For Sarah Evers, a home stager who started her career working in retail partnerships with Aer Lingus, there have been multiple occasions where the monetary value of her work has been proven. 

Last year there were two terraced townhouses for sale on the same street, one staged by Evers and one empty; her client sold their home for €65,000 more than the shell property.  

More recently when an apartment in Monkstown that wouldn’t budge for months at €350,000, was taken off the market, Evers was brought in to salvage the sale. 

She painted the flat, changed the carpets, did some minor repairs and it sold “instantly” for €375,000.

“Typically my clients are very savvy, business oriented, commercially oriented people who have already decided to understand the financial gain to staging,” Evers said over a phone interview.

“Home Staging is tax deductible from the capital gains tax on the sale, so if you have the money upfront to invest in presenting the home to the market, it’s a no-brainer.”

Evers puts her average uplift on asking price at 16 per cent, though her record is 38 per cent, for a house that closed at €1.2 million. 

“There’s a lot of money floating around and people have become time poor, so they want a solution. Sometimes people want to buy my inventory that’s in the property. 

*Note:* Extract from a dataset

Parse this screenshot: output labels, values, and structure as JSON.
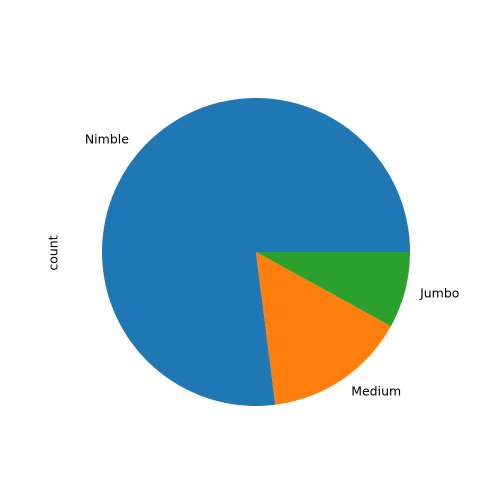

“Often it is a win win for me, I have trade accounts with a number of different wholesalers, so I can easily replace things and it saves me having to take it out again.”

*****

While there are some who evangelise the service, there are others who aren’t buying it. 

John McNally of McNally Handy estate agents, doesn’t believe a discerning buyer will pay a premium for a staged home. 

McNally, who has been working in real estate for four decades, hasn’t ruled out using professional home stagers in future, but for the most part he doesn’t think there is a true financial benefit. 

“ A house is not a chocolate box, it’s a lived in house, and people see that, 

“Staging can be very costly, when a client asks me about it i generally say i don’t think it’s necessary. What sells a house is proximity, location and orientation.” 

McNally sells residential at the upper end of the market and currently has houses on the market on Raglan Road, Sutton and Howth. He doesn’t believe there is a true a financial benefit to the seller of staging it. 

“To be frank, I think it’s a bit of a falsehood.

“For people selling a family home or something, generally I would say to declutter and we might arrange furniture differently.

“But I don’t accept that buyers will pay a premium for staged properties, not after what we’ve been through in the last two years.”